Appointing, rather than electing a county auditor, treasurer or recorder can be an important step in a county’s reorganizational plan.
Currently counties have two ways to make the change from elective to appointive positions for the jobs of auditor, treasurer and recorder.
One option is to put the issue on the ballot and get voter approval. In most cases voters have voted down the request to appoint officials.
Another option is to get special legislation that allows county boards to formally discuss the issue of appointing officials.
In that option, local lawmakers are usually asked to carry those bills for individual counties seeking to make the change.
That’s being done this year for Kandiyohi County, as well as a growing list of other counties.
If approved, Kandiyohi County must hold public hearings, followed by a vote by Commissioners. The issue must have 80 percent of County Commissioners voting in favor for the change to happen.
If it passes and there’s public objection to the county vote, the public can then submit a petition requesting a reverse referendum. That would require the county to put the issue on the ballot for voters to decide.

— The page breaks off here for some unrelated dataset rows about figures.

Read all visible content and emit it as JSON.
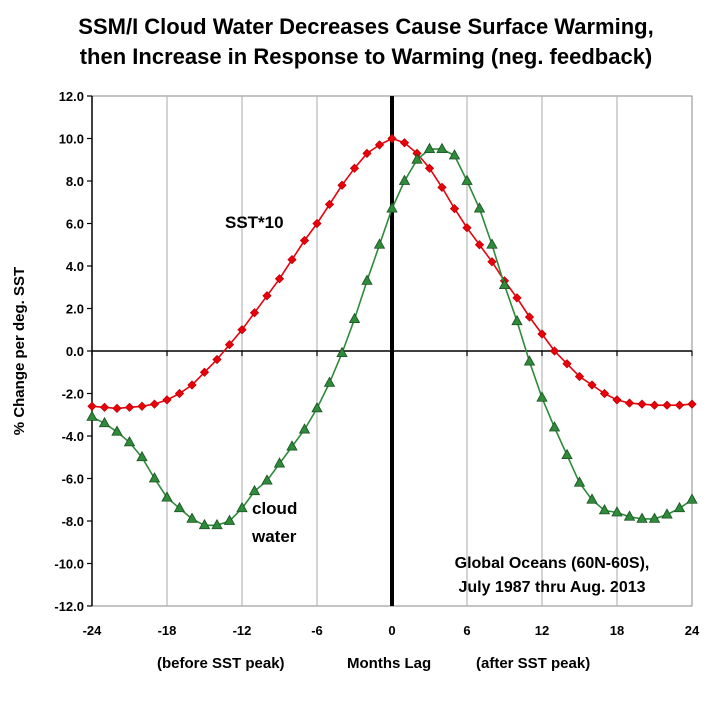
{
  "chart_data": {
    "type": "line",
    "title_lines": [
      "SSM/I Cloud Water Decreases Cause Surface Warming,",
      "then Increase in Response to Warming (neg. feedback)"
    ],
    "ylabel": "% Change per deg. SST",
    "xlabel_parts": [
      "(before SST peak)",
      "Months Lag",
      "(after SST peak)"
    ],
    "xlim": [
      -24,
      24
    ],
    "ylim": [
      -12,
      12
    ],
    "x_ticks": [
      -24,
      -18,
      -12,
      -6,
      0,
      6,
      12,
      18,
      24
    ],
    "y_ticks": [
      "12.0",
      "10.0",
      "8.0",
      "6.0",
      "4.0",
      "2.0",
      "0.0",
      "-2.0",
      "-4.0",
      "-6.0",
      "-8.0",
      "-10.0",
      "-12.0"
    ],
    "grid": "vertical",
    "x": [
      -24,
      -23,
      -22,
      -21,
      -20,
      -19,
      -18,
      -17,
      -16,
      -15,
      -14,
      -13,
      -12,
      -11,
      -10,
      -9,
      -8,
      -7,
      -6,
      -5,
      -4,
      -3,
      -2,
      -1,
      0,
      1,
      2,
      3,
      4,
      5,
      6,
      7,
      8,
      9,
      10,
      11,
      12,
      13,
      14,
      15,
      16,
      17,
      18,
      19,
      20,
      21,
      22,
      23,
      24
    ],
    "series": [
      {
        "label": "SST*10",
        "color": "#e8000b",
        "marker": "diamond",
        "values": [
          -2.6,
          -2.65,
          -2.7,
          -2.65,
          -2.6,
          -2.5,
          -2.3,
          -2.0,
          -1.6,
          -1.0,
          -0.4,
          0.3,
          1.0,
          1.8,
          2.6,
          3.4,
          4.3,
          5.2,
          6.0,
          6.9,
          7.8,
          8.6,
          9.3,
          9.7,
          10.0,
          9.8,
          9.3,
          8.6,
          7.7,
          6.7,
          5.8,
          5.0,
          4.2,
          3.3,
          2.5,
          1.6,
          0.8,
          0.0,
          -0.6,
          -1.2,
          -1.6,
          -2.0,
          -2.3,
          -2.45,
          -2.5,
          -2.55,
          -2.55,
          -2.55,
          -2.5
        ]
      },
      {
        "label_lines": [
          "cloud",
          "water"
        ],
        "color": "#2e8b3a",
        "marker": "triangle",
        "values": [
          -3.1,
          -3.4,
          -3.8,
          -4.3,
          -5.0,
          -6.0,
          -6.9,
          -7.4,
          -7.9,
          -8.2,
          -8.2,
          -8.0,
          -7.4,
          -6.6,
          -6.1,
          -5.3,
          -4.5,
          -3.7,
          -2.7,
          -1.5,
          -0.1,
          1.5,
          3.3,
          5.0,
          6.7,
          8.0,
          9.0,
          9.5,
          9.5,
          9.2,
          8.0,
          6.7,
          5.0,
          3.1,
          1.4,
          -0.5,
          -2.2,
          -3.6,
          -4.9,
          -6.2,
          -7.0,
          -7.5,
          -7.6,
          -7.8,
          -7.9,
          -7.9,
          -7.7,
          -7.4,
          -7.0
        ]
      }
    ],
    "annotation_lines": [
      "Global Oceans (60N-60S),",
      "July 1987 thru Aug. 2013"
    ]
  },
  "colors": {
    "sst": "#e8000b",
    "cloud": "#2e8b3a",
    "grid": "#b8b8b8",
    "axis": "#000000"
  }
}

But proposed legislation (House File 800 and Senate File 966) would give all counties authority to take that second option without seeking individual approval from the Legislature.
Meeker County Administrator Paul Virnig said it makes sense for the Legislature to “give counties the ability to manage themselves.”
It can be “awkward” trying to convince local lawmakers to sponsor the bill, he said.
Kandiyohi County Administrator Larry Kleindl testified during a House committee in March in support of special legislation that would give the county the ability to begin the process. He said legislators have heard the request so many times from individual counties that they had few questions about Kandiyohi County’s request.
Besides the three counties that testified that day on behalf of their individual requests, Kleindl said he’s aware of at least 10 other counties that are also considering asking for the special legislation to bring the issue to a vote by their county board.
Kleindl supports the proposed legislation that would remove state lawmakers as the middle-man in the issue of counties appointing or electing officials.
“It puts the decision back on the local level,” said Kleindl.